VILLAGE DE LIBE, 22 OCTOBRE 2020
Human Rights Watch s’est entretenu avec 10 villageois présents lors de l’attaque du village de Libé, dans le Cercle de Bankass, au cours de laquelle les forces de sécurité maliennes auraient tué 25 villageois, incendié de nombreuses maisons et greniers et pillé du bétail et des objets de valeur. « Ils ont tué des gens pendant qu’ils couraient », a témoigné un villageois. « Certains ont été exécutés à bout portant, d’autres écrasés par des véhicules de l’armée, d’autres brûlés vifs à l’intérieur de leurs maisons. » L’attaque a duré de midi à 14 heures environ. Un ancien du village a fourni à Human Rights Watch une liste des 25 victimes, dont trois femmes et deux enfants. Quatorze étaient âgées de plus de 50 ans. Un enfant n’a toujours pas été retrouvé. Un leader communautaire a déclaré que bon nombre des personnes tuées étaient trop malades, trop âgées ou trop jeunes pour fuir. Un analyste militaire qui a enquêté sur l’incident de Libé a déclaré à Human Right Watch que « plusieurs forces de sécurité avaient pris part à l’opération, notamment l’armée, la garde nationale et l’armée de l’air ». Selon deux leaders communautaires, certains membres des forces de sécurité ont traité les villageois avec respect et dispensé les premiers soins à ceux qui avaient été blessés par d’autres. Les villageois ont raconté qu’il leur a fallu plusieurs jours pour enterrer 24 corps en octobre après l’attaque.

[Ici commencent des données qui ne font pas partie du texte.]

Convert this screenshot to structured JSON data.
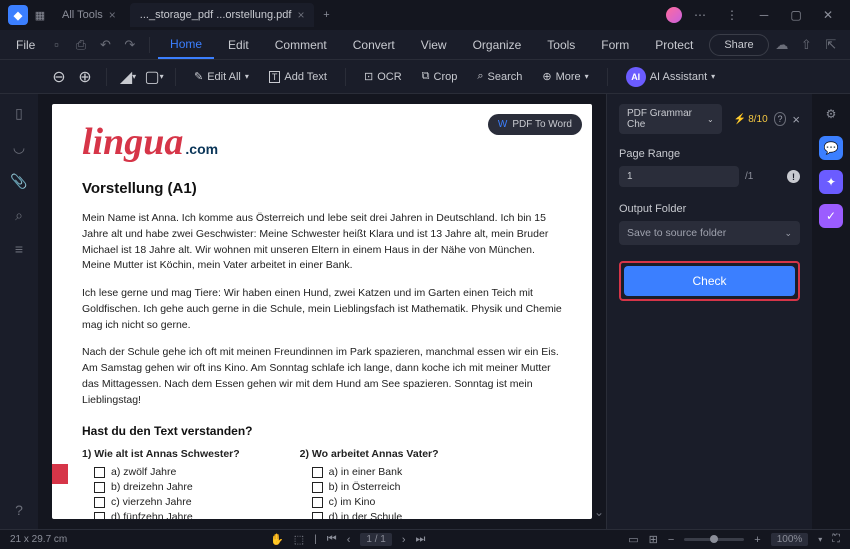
{
  "titlebar": {
    "tabs": [
      {
        "label": "All Tools",
        "active": false
      },
      {
        "label": "..._storage_pdf ...orstellung.pdf",
        "active": true
      }
    ]
  },
  "menubar": {
    "file": "File",
    "tabs": [
      "Home",
      "Edit",
      "Comment",
      "Convert",
      "View",
      "Organize",
      "Tools",
      "Form",
      "Protect"
    ],
    "active": "Home",
    "share": "Share"
  },
  "toolbar": {
    "editAll": "Edit All",
    "addText": "Add Text",
    "ocr": "OCR",
    "crop": "Crop",
    "search": "Search",
    "more": "More",
    "ai": "AI Assistant"
  },
  "page": {
    "pdfToWord": "PDF To Word",
    "logo_main": "lingua",
    "logo_suffix": ".com",
    "h1": "Vorstellung (A1)",
    "p1": "Mein Name ist Anna. Ich komme aus Österreich und lebe seit drei Jahren in Deutschland. Ich bin 15 Jahre alt und habe zwei Geschwister: Meine Schwester heißt Klara und ist 13 Jahre alt, mein Bruder Michael ist 18 Jahre alt. Wir wohnen mit unseren Eltern in einem Haus in der Nähe von München. Meine Mutter ist Köchin, mein Vater arbeitet in einer Bank.",
    "p2": "Ich lese gerne und mag Tiere: Wir haben einen Hund, zwei Katzen und im Garten einen Teich mit Goldfischen. Ich gehe auch gerne in die Schule, mein Lieblingsfach ist Mathematik. Physik und Chemie mag ich nicht so gerne.",
    "p3": "Nach der Schule gehe ich oft mit meinen Freundinnen im Park spazieren, manchmal essen wir ein Eis. Am Samstag gehen wir oft ins Kino. Am Sonntag schlafe ich lange, dann koche ich mit meiner Mutter das Mittagessen. Nach dem Essen gehen wir mit dem Hund am See spazieren. Sonntag ist mein Lieblingstag!",
    "h2": "Hast du den Text verstanden?",
    "q1": {
      "num": "1)",
      "title": "Wie alt ist Annas Schwester?",
      "opts": [
        "a) zwölf Jahre",
        "b) dreizehn Jahre",
        "c) vierzehn Jahre",
        "d) fünfzehn Jahre"
      ]
    },
    "q2": {
      "num": "2)",
      "title": "Wo arbeitet Annas Vater?",
      "opts": [
        "a) in einer Bank",
        "b) in Österreich",
        "c) im Kino",
        "d) in der Schule"
      ]
    }
  },
  "panel": {
    "dropdown": "PDF Grammar Che",
    "credits": "8/10",
    "pageRange": "Page Range",
    "pageValue": "1",
    "pageTotal": "/1",
    "outputFolder": "Output Folder",
    "outputValue": "Save to source folder",
    "check": "Check"
  },
  "status": {
    "dim": "21 x 29.7 cm",
    "page": "1 / 1",
    "zoom": "100%"
  }
}
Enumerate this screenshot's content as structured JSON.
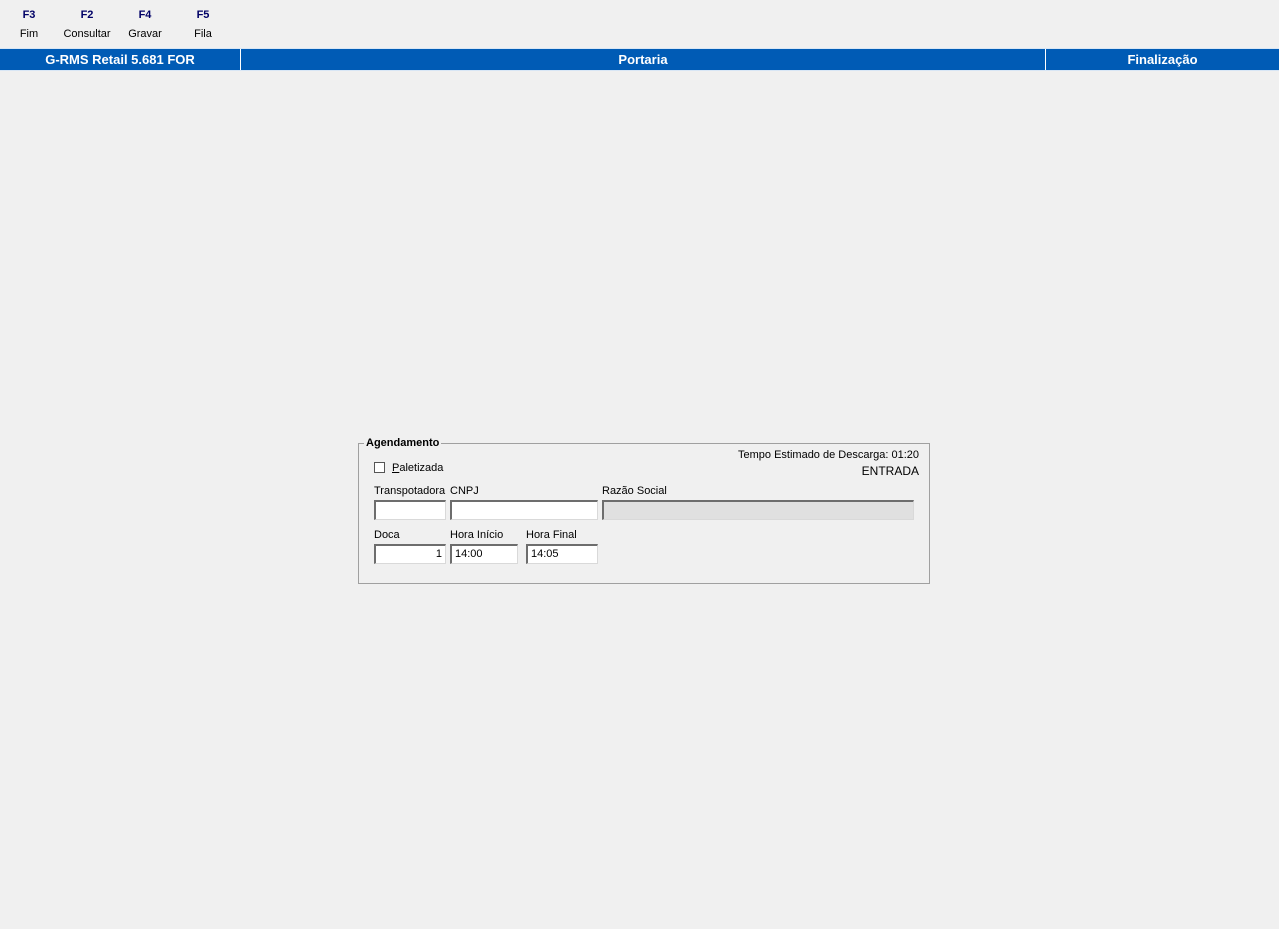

« Nous avons inhumé quatre personnes qui avaient été écrasées par un véhicule », a relaté l’un d’eux. « Nous avons vu des traces de véhicules lourds tout autour d’eux, leurs organes étaient dispersés»
« J’ai personnellement aidé à enterrer les six hommes exécutés dans la boutique abandonnée, et trois autres dont nous avons trouvé les corps calcinés dans des maisons, dont un enfant ; il ne restait plus que les os et les crânes. Chaque matin, quatre jours durant, nous avons continué à trouver des corps. Au total, nous avons enterré 24 personnes dans 10 tombes », a déclaré un autre villageois. Les habitants ont également dénoncé l’incendie et la destruction du village. « Ils ont incendié nos maisons, des boutiques et des motos, et détruit le puits », s’est désolé un villageois. « Nous vivons sur des décombres. Notre village a été bâti il y a des siècles ; il a été détruit en moins de deux heures. » Un vendeur d’animaux a déclaré : « Les images de la découverte des corps emplissent nos esprits ; nos enfants ne peuvent plus dormir… La peur règne maintenant. » Plusieurs villageois ont reconnu la présence d’islamistes armés à Libé et à proximité Le 28 octobre, un communiqué du ministère malien de la Défense et des Anciens combattants a dénoncé les accusations concernant l’implication de membres des FAMA dans les meurtres de Libé comme « des déclarations mensongères qui ne visent qu’à ternir l’image des Forces Armées Maliennes », tout en déclarant que des enquêtes seraient menées « pour mettre en lumière tout cas de dérapage avéré ». Personne à ce jour n’a été appréhendé pour les meurtres.